Civita Bagnoregio near Orvieto is a really ancient place, melancholic, picturesque…. and dying. The tufa cliffs on which it is built are crumbling into the valley below taking houses with them. Until comparatively recently the road signs pointed to Civita, la citta che muore – the dying city. They were removed as this gloomy message appears to have discouraged tourists, but unfortunately the dying continues apace.
Civita Bagnoregio is a supremely melancholic place to photograph. Rather like a miniature Orvieto (20 miles away) it is perched on a hill, with the most dramatic backdrop of crumbling clay ridges and ravines, with the Apennines looming in the far distance, it is rather like an Italian Monument Valley.
The mercifully almost un-restored church of St Donato stands on the site of an Etruscan temple, the pillars of which still front the square which in turn is unpaved and serves as a racecourse for the absolutely un-thrilling donkey-derby held twice a year.
Although many of the buildings are in ruins – including the birthplace of St Bonaventura most of which has fallen over the edge – many of the old buildings around the square have been sympathetically restored and turned into weekend bolt-holes mainly for arty Romans. The film director Tornatore (Cinema Paradiso) has a house there which he uses to write his screenplays.
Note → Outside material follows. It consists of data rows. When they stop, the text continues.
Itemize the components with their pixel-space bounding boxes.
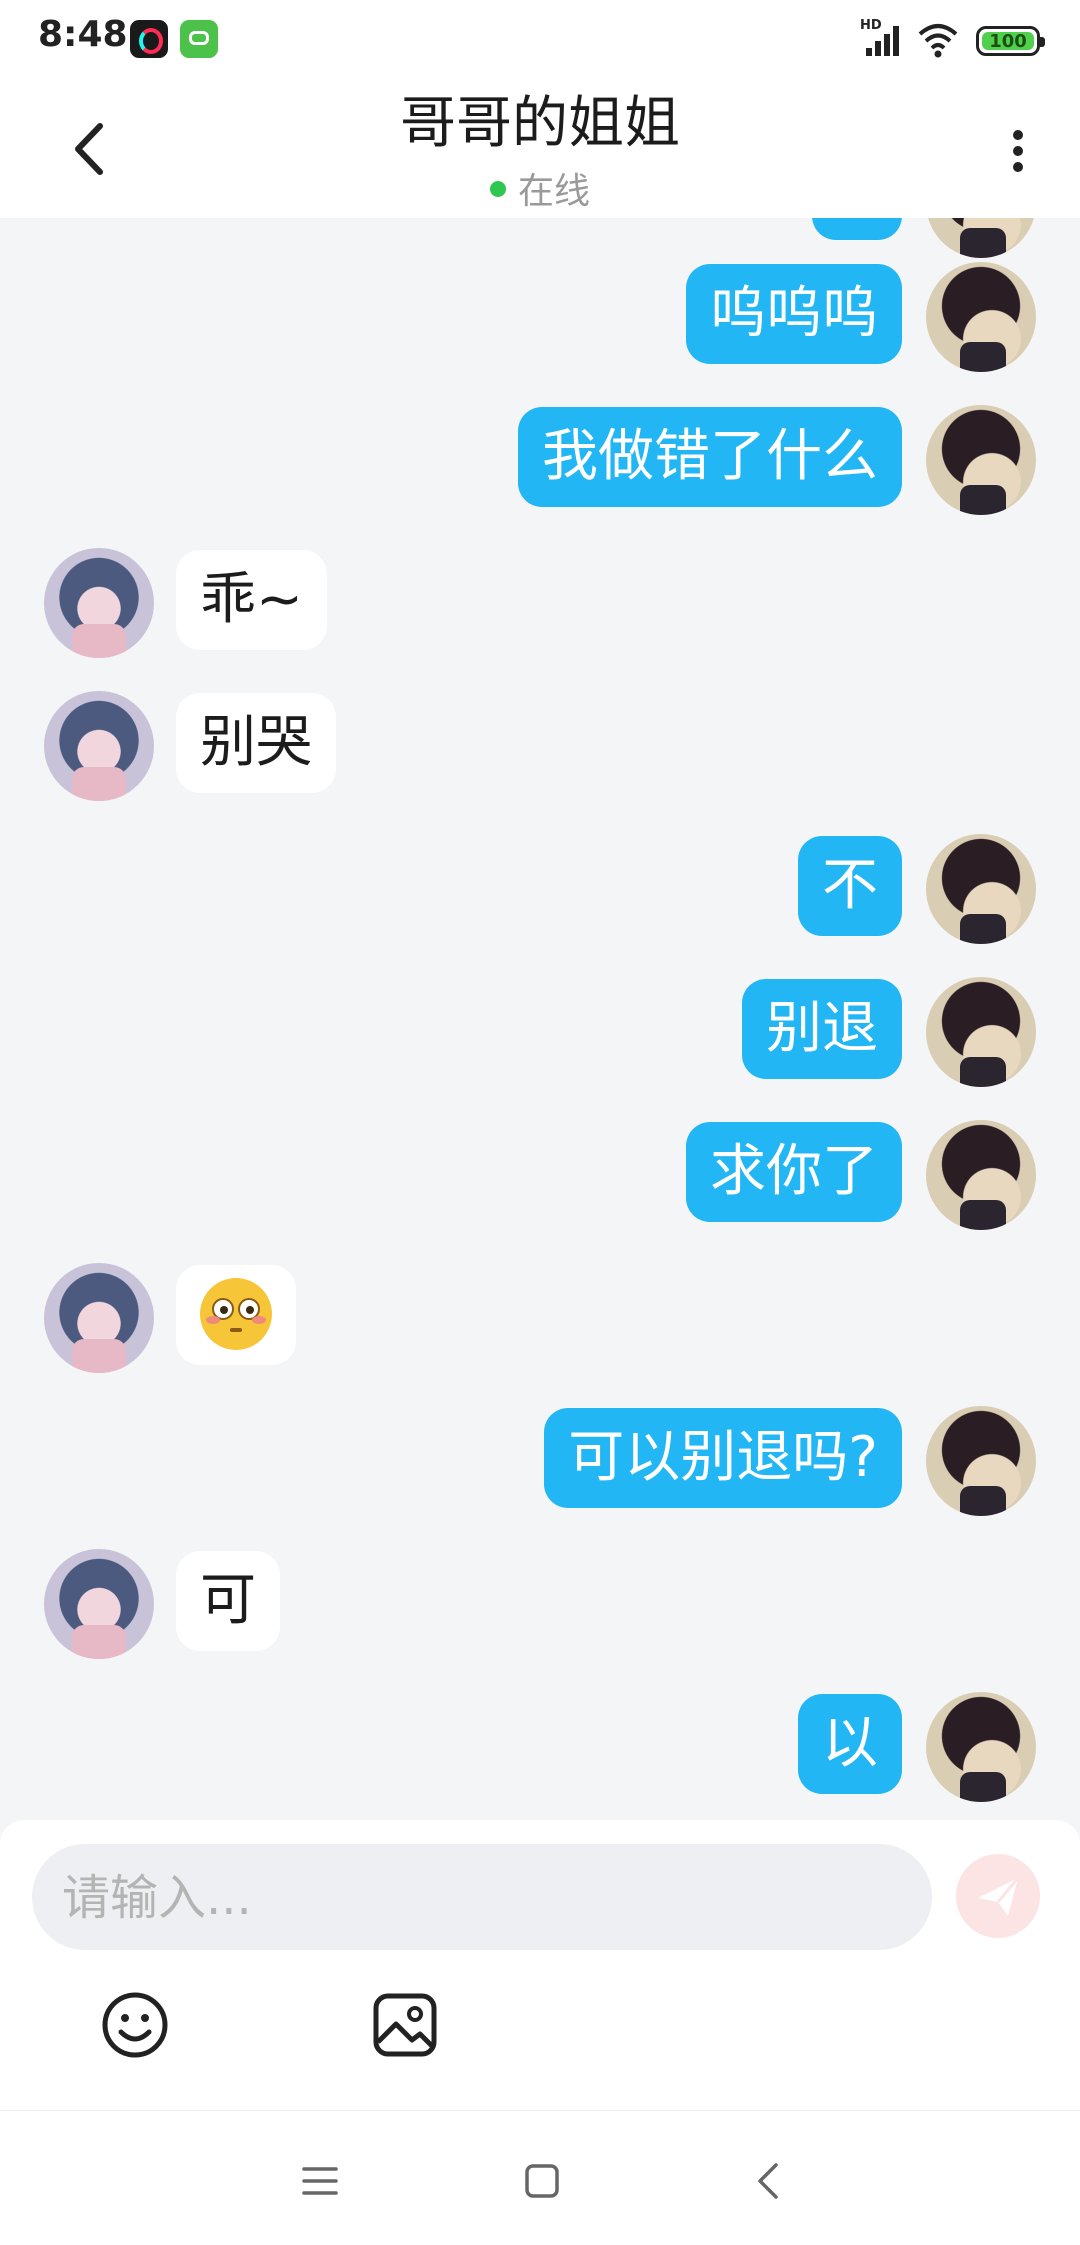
message-row: 呜呜呜 bbox=[0, 262, 1080, 376]
contact-avatar[interactable] bbox=[44, 691, 154, 801]
message-bubble-partial bbox=[812, 218, 902, 240]
message-row: 我做错了什么 bbox=[0, 405, 1080, 519]
more-options-button[interactable] bbox=[1008, 124, 1028, 184]
status-time: 8:48 bbox=[38, 14, 128, 55]
message-bubble[interactable]: 我做错了什么 bbox=[518, 407, 902, 507]
status-bar: 8:48 HD 100 bbox=[0, 0, 1080, 84]
message-bubble[interactable]: 可 bbox=[176, 1551, 280, 1651]
message-bubble[interactable]: 求你了 bbox=[686, 1122, 902, 1222]
tiktok-app-icon bbox=[130, 20, 168, 58]
message-bubble[interactable]: 别哭 bbox=[176, 693, 336, 793]
message-bubble[interactable]: 呜呜呜 bbox=[686, 264, 902, 364]
menu-nav-button[interactable] bbox=[296, 2157, 344, 2205]
message-bubble[interactable]: 以 bbox=[798, 1694, 902, 1794]
message-bubble[interactable]: 别退 bbox=[742, 979, 902, 1079]
message-row: 别哭 bbox=[0, 691, 1080, 805]
message-bubble[interactable]: 可以别退吗? bbox=[544, 1408, 902, 1508]
emoji-button[interactable] bbox=[100, 1990, 170, 2060]
message-row: 乖~ bbox=[0, 548, 1080, 662]
home-nav-button[interactable] bbox=[518, 2157, 566, 2205]
flushed-face-icon bbox=[200, 1277, 272, 1350]
contact-avatar[interactable] bbox=[44, 1263, 154, 1373]
signal-icon bbox=[866, 26, 899, 56]
my-avatar[interactable] bbox=[926, 405, 1036, 515]
send-button[interactable] bbox=[956, 1854, 1040, 1938]
my-avatar[interactable] bbox=[926, 1120, 1036, 1230]
online-dot-icon bbox=[489, 181, 506, 197]
battery-level: 100 bbox=[989, 31, 1027, 52]
wifi-icon bbox=[918, 24, 958, 58]
system-navigation-bar bbox=[0, 2110, 1080, 2245]
my-avatar[interactable] bbox=[926, 834, 1036, 944]
online-status-label: 在线 bbox=[517, 171, 590, 212]
message-bubble[interactable]: 乖~ bbox=[176, 550, 327, 650]
my-avatar[interactable] bbox=[926, 262, 1036, 372]
contact-avatar[interactable] bbox=[44, 1549, 154, 1659]
my-avatar[interactable] bbox=[926, 218, 1036, 258]
message-row: 可以别退吗? bbox=[0, 1406, 1080, 1520]
back-nav-button[interactable] bbox=[746, 2157, 794, 2205]
my-avatar[interactable] bbox=[926, 977, 1036, 1087]
message-row: 不 bbox=[0, 834, 1080, 948]
chat-header: 哥哥的姐姐 在线 bbox=[0, 84, 1080, 218]
message-input-container[interactable] bbox=[32, 1844, 932, 1952]
message-list[interactable]: 呜呜呜 我做错了什么 乖~ 别哭 不 别退 求你了 可以别退吗? 可 以 bbox=[0, 218, 1080, 1820]
composer-panel bbox=[0, 1820, 1080, 2110]
message-row: 可 bbox=[0, 1549, 1080, 1663]
notification-app-icon bbox=[180, 20, 218, 58]
contact-avatar[interactable] bbox=[44, 548, 154, 658]
online-status: 在线 bbox=[0, 162, 1080, 214]
image-button[interactable] bbox=[370, 1990, 440, 2060]
message-row: 求你了 bbox=[0, 1120, 1080, 1234]
battery-icon: 100 bbox=[976, 26, 1045, 56]
message-bubble[interactable]: 不 bbox=[798, 836, 902, 936]
message-row bbox=[0, 1263, 1080, 1377]
message-bubble-emoji[interactable] bbox=[176, 1265, 296, 1365]
my-avatar[interactable] bbox=[926, 1692, 1036, 1802]
my-avatar[interactable] bbox=[926, 1406, 1036, 1516]
message-row: 以 bbox=[0, 1692, 1080, 1806]
chat-title: 哥哥的姐姐 bbox=[400, 91, 680, 156]
message-row: 别退 bbox=[0, 977, 1080, 1091]
message-input[interactable] bbox=[60, 1844, 904, 1952]
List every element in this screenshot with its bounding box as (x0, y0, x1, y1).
Civita Bagnoregio has been sacked by Goths, bombed by Germans…and the allies, shaken by earthquakes, but the worst devastation in my opinion was caused by the engineer who built the hideous new concrete bridge up to the town in 1965 – thank goodness for Photoshop. With luck one day it will be replaced, or at least clad in stone, but by then there may not be a town to go to, it will have crumbled into the ravine.